Empathy, the buttons on timers and alarms are reversed, and my 3 year old fix I still dig
There’s a trope online where someone will post pictures of the iOS screen when alarms and timers are going off and they’ll lament, “why are the actions reversed, it’s confusing!” This post will get lots of engagement with people agreeing, but there will be plenty other people who smugly explain how the user is wrong, it actually makes perfect sense, as the main action someone wants when an alarm goes off is to snooze and when a timer goes off they want to stop the timer. Therefore, the big button in the center of the screen stops a timer, but it only snoozes an alarm.
Now, the explanation makes sense to me in a vacuum, but I’ll also say this…I use alarms more than timers, so when a timer goes off, I 100% of the time have to actively prevent myself from hitting the wrong button. It is absolutely confusing to me and I believe the many other people who think it is as well.
Why am I writing about this, though?
Well, I’ve been on a bit of a tear lately about the gap between how “thought leaders” talk about user interface design on social media and how real designers actually do their jobs. I popped off a bit in this member’s post a couple weeks back:
In my opinion, the number one skill I need to have in my job as a UX designer is to be able to empathize with the people who use my software. It's not my job to just know what's best for them and to build that...that's what the worst UX designers do. No, my job is to learn about my users, to think about them all the time, and to design software that is focused on their needs. When they tell me something unexpected, I need to be curious and dig into why they seem to want something different than I expected. If I am in a user test and I find myself explaining to someone why they don't actually want what they say they want, I'm doing a bad job Yet, that's exactly what you do when you're a "thought leader" in the technology space (or at least when you're the sort of thought leader I'm thinking of in this post).

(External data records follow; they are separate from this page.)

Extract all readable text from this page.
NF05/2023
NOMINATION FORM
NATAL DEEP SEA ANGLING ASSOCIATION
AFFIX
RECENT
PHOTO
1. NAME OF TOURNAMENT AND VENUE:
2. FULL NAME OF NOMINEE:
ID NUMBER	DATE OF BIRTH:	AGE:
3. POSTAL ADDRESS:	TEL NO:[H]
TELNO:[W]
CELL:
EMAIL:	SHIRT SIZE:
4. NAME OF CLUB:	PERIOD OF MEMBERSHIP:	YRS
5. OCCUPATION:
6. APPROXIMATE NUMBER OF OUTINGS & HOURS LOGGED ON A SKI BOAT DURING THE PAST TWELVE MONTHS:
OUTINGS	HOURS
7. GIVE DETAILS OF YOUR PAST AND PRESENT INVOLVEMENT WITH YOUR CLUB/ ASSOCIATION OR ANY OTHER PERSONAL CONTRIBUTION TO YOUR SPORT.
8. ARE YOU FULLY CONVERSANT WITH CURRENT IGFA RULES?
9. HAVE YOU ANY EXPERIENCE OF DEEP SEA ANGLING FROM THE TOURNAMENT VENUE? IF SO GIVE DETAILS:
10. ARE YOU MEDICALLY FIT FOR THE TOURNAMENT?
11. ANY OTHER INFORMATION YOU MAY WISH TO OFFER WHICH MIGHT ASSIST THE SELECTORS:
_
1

I think what’s going on with the alarm vs timer thing is that Apple is using the same UI to do different things. It’s as tricky as it could possibly be. An orange button means stop on one of them and snooze on the other. The location of the “stop” button flips between screens as well.
I like to come to these things with solutions, and conveniently, I actually already proposed something 3 years ago and I stand by the general idea and thought process. You can read that post to see more details, but the gist is this:
Now this UI needs a glow up, but the concept behind it is good in my unbiased* opinon. The button sizes lean into the benefit proposed by the smug “actually, it’s better this way” crowd by making the “default” action the larger touch target. However, we’ve fixed the two things that make the current system confusing to people like me. The “stop” button is always the same color and is always at the bottom of the screen.
Once again, the UI was quickly mocked up and is optimized for clarity of the idea, rather than a shipping interface, so don’t get too hung up on the blue and red that don’t fit in with iOS’s overall design system. But looking at this mock up 3 years later, I still think something like this would be better and I’d love to see it changed. Then again, it’s been like this for so long that Apple may think any change would be disruptive and may as well leave people with the devil they know, so maybe it will be like this forever.
At the very least, if you are someone who sees these posts and explains to the person why it’s not actually confusing, you’ll consider having empathy for the user who is clearly not alone in this software not being ideal for them.